The wicker basket, with its thick canvas strap slung low on Olive’s hip, dug into her small shoulder. She held a brisk pace walking along in her boys’ trousers, her legs skimming the short halophytic weeds growing along the path and gathering salted dew at the ankles. She had purchased the thick woolen trousers in San Francisco after arriving by train a month ago and couldn’t quite get over the freedom of movement she felt wearing them. She did a
little skip and skidded to a stop on the narrow path, surveying the land around her. The tallest plant she noted growing on the island was only a couple feet high or so. Mostly the islands loomed brown and rocky, with crags dotted by short succulents, weeds, and birds. Olive had never experienced a place so wet and treeless in her life. The whole island was laved in seawater and seemed to her as salted as a pile of mutton on holy day. She saw some small rabbits nibbling the weeds and took a breath in anticipation of what she would find in the traps around the bend. Death, that scythe-bearing barbarian, was ever present of late.

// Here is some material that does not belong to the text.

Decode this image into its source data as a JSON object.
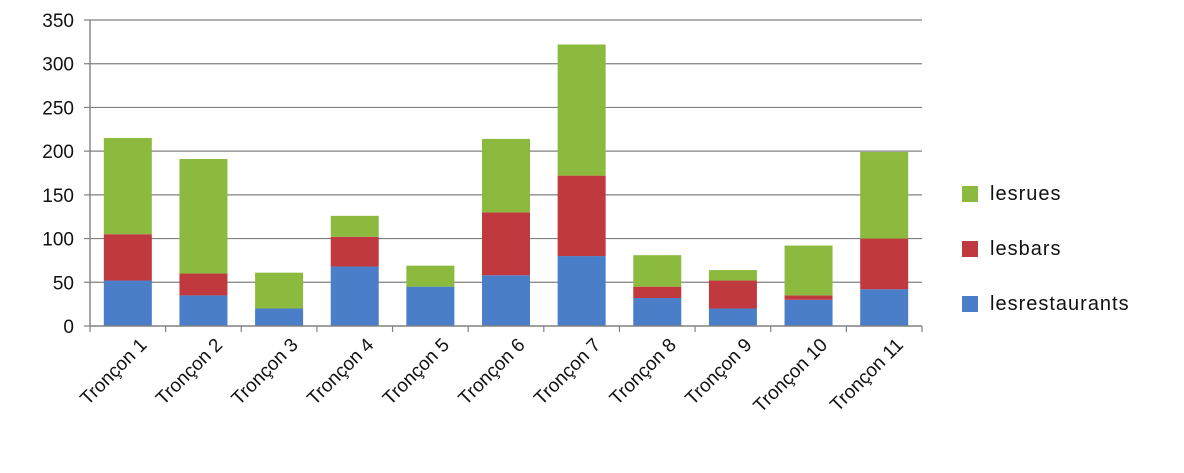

A month earlier, Olive had become an orphan at sixteen when her mother passed. After the modest funeral, she had gathered up her small bag of belongings, and, in accordance with her mother’s final wishes, traveled west from Colorado to live with her aunt in San Francisco. But the aunt never appeared at the train station, nor could she be reached by telegraph or post. There was, in fact, no one to be found who had so much as heard of a Persephone Ellis. So, after two weeks of sleeping abreast three women in a cheap boarding house and roaming the streets entreating authorities to locate her aunt to no avail, Olive spent the last of her small inheritance money on fine boys’ clothing and sought employment as a male.
What brought Olive to this decision was a convergence of events involving a daylong stroll around San Francisco’s Market District. There were fishmongers, produce sellers with piles of mysterious fruits, the jingling trappings of horses, superb carriages thronging the streets, and hardworking people with an air of perseverance and success. They seemed a fast folk, these San Franciscans, most everyone walking, talking, and doing business with greater haste than back on the planked sidewalks of Boulder. As Olive stood on a corner taking it all in, a tall, thin woman with bright makeup approached her.